Key Points

  • Dave Kreitter, CEO of Grail Automation, shared with CIO News why integrating AI with legacy systems is often the main barrier to enterprise AI adoption over technology itself.
  • To address the problem, Dave recommended shifting from APIs to Model Context Protocols (MCPs) to orchestrate multi-system workflows.
  • According to Dave, leadership must fully commit to AI's messy early stages with hands-on engagement to gain insights necessary for effective AI scaling.

Enterprise AI adoption isn't happening as fast as leaders expected. For most, the greatest hurdle has been integrating new models with legacy systems, disparate platforms, and convoluted workflows. Now, the limitless possibilities of AI are starting to paralyze the very people it was designed to empower.

CIO News spoke to Dave Kreitter, CEO and Automation Consultant at Grail Automation, to learn more. With a career as a solutions and technical architect for tech giants like HubSpot, Broadcom, and Workato, he's had a front-row seat to significant technological shifts, including as an individual contributor to Marketo's IPO and its eventual $4.75B acquisition by Adobe. For Kreitter, the clear solution is a new mindset, one with unwavering commitment from the top.

  • Swinging and missing: While acknowledging that the early, 'hit-and-miss' phase of AI exploration can be frustrating for leaders, Kreitter also framed it as a prerequisite for success. A period of trial and error is the only way to build institutional knowledge, he said. "When you start using AI, you'll find a lot of it yields mediocre results. But as you start to land more successful solutions, your home run rate increases. You have to go through the gray area to get to the black."

Effective adoption also requires absolute conviction from the C-suite, Kreitter said. "If leadership expresses hesitancy, the whole team feels it. You have to be all in." Fortunately, the technical fix is just as direct: move beyond classic APIs to Modern Connectivity Platforms (MCPs), an orchestration layer that sits on top of existing APIs.

  • One tool to wield them all: The goal is custom, multi-system workflows, Kreitter explained. Rather than giving it access to hundreds of small tools, he recommends building one powerful tool for AI to wield instead. "The real value is going to be in exposing tools to these LLMs that actually execute complex workflows across multiple systems."

"When you start using AI, you'll find a lot of it yields mediocre results. But as you start to land more successful solutions, your home run rate increases. You have to go through the gray area to get to the black."

Dave Kreitter

CEO and Automation Consultant

Grail Automation

Kreitter recently put this theory into practice for a client looking to automate workflows across banking partners after the SVB collapse. The lack of off-the-shelf connectors was a challenge, he admits. But the most significant bottleneck was the level of specialized expertise needed to build new ones. The task was too complex for even an AI to handle alone.

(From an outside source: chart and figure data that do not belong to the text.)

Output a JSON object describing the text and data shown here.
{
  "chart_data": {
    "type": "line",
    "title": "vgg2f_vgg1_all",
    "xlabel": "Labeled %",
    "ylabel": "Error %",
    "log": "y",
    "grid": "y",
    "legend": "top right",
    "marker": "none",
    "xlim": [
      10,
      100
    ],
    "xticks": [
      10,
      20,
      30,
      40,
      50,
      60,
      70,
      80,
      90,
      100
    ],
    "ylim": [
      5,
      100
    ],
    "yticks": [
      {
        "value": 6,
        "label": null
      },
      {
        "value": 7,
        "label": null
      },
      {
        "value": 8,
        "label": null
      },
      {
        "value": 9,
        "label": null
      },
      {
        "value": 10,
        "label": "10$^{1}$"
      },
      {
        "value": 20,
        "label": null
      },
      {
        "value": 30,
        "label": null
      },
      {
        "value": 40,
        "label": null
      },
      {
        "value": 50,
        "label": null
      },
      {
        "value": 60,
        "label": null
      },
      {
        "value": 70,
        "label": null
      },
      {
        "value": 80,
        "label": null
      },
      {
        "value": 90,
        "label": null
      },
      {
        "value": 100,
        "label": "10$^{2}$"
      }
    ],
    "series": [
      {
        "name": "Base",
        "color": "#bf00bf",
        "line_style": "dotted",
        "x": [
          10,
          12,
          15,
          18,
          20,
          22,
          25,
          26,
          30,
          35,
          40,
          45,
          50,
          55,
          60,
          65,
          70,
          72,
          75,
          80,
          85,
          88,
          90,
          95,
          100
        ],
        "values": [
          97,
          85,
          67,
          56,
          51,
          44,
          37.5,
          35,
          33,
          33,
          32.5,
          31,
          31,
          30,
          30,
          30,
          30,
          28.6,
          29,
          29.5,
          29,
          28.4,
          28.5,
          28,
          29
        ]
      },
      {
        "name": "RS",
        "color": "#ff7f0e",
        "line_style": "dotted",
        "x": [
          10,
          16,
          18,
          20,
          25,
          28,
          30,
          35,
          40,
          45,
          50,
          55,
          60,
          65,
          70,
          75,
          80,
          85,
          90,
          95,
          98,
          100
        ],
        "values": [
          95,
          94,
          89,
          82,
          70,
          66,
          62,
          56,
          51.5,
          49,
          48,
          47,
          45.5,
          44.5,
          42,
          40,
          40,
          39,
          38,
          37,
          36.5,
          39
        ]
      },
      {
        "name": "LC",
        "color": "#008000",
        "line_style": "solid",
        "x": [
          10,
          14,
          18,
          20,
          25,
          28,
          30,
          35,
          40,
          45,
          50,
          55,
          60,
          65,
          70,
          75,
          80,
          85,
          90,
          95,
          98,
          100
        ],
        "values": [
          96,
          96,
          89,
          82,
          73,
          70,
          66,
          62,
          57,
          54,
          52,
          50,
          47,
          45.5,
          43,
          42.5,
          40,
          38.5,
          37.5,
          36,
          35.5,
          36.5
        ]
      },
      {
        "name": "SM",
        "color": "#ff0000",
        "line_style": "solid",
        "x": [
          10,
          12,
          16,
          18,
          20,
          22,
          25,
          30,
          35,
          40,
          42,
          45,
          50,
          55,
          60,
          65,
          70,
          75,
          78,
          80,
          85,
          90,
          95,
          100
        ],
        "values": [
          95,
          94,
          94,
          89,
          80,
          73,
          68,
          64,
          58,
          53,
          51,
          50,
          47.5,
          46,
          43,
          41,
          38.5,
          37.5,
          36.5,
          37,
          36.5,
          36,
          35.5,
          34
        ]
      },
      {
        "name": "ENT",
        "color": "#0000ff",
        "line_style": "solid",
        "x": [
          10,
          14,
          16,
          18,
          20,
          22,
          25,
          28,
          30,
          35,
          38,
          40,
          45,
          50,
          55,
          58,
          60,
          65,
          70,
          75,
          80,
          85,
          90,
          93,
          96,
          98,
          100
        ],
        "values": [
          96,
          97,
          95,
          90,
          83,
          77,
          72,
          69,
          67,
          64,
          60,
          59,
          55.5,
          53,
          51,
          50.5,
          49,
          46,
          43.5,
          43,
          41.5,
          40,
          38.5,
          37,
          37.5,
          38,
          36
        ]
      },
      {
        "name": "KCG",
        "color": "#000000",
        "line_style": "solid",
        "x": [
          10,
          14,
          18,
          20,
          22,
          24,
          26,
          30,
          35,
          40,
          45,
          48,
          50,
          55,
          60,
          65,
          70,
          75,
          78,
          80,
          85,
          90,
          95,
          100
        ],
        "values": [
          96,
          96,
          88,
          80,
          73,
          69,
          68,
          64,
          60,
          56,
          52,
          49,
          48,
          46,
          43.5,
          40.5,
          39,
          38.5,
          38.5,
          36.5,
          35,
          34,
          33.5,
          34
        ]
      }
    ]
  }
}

  • Lost in translation: Even though AI is a powerful assistant, it often fails when confronted with the niche syntax of specialized platforms, Kreitter said. "These domain-specific languages (DSLs) have so many nuances. Getting the syntax perfect is next to impossible for an LLM without serious guidance."

  • Chain of command: The solution is to manage the AI's process, according to Kreitter. Start by breaking down the enormous task into a series of smaller, sequential steps, he recommends. "You have to organize its chain of thought. An action block is enormous, so you have to guide it action by action."

But if AI can assist in building these solutions, does that make structured platforms obsolete? Not at all, argued Kreitter. Instead, their value is simply changing.

  • From creation to curation: The shift changes their core value from creation to governance. "It's not about creating solutions anymore. It's about how you organize them and enable people to edit them in the future."

Kreitter's final mandate for leaders was simple: get your hands dirty. For busy executives, that doesn't mean boiling the ocean, he clarifies. "Rather than trying to explore 10 different opportunities, pick one or two and go deep."

  • Get your hands dirty: A hands-on approach is the key to understanding the next frontier, where AI's role evolves from following instructions to generating new user interfaces, workflows, and even entire digital environments on the fly. In the near future, direct, personal engagement will be a matter of strategic survival for any leader. "Unless you get your hands dirty, you're going to miss out on these insights."

The insights needed to win the next wave won't be found in reports, Kreitter concluded. They'll be found in the work. Enterprises willing to navigate the gray area will move beyond scattershot proofs of concept and into the scalable, strategic impact that has, until now, remained just out of reach.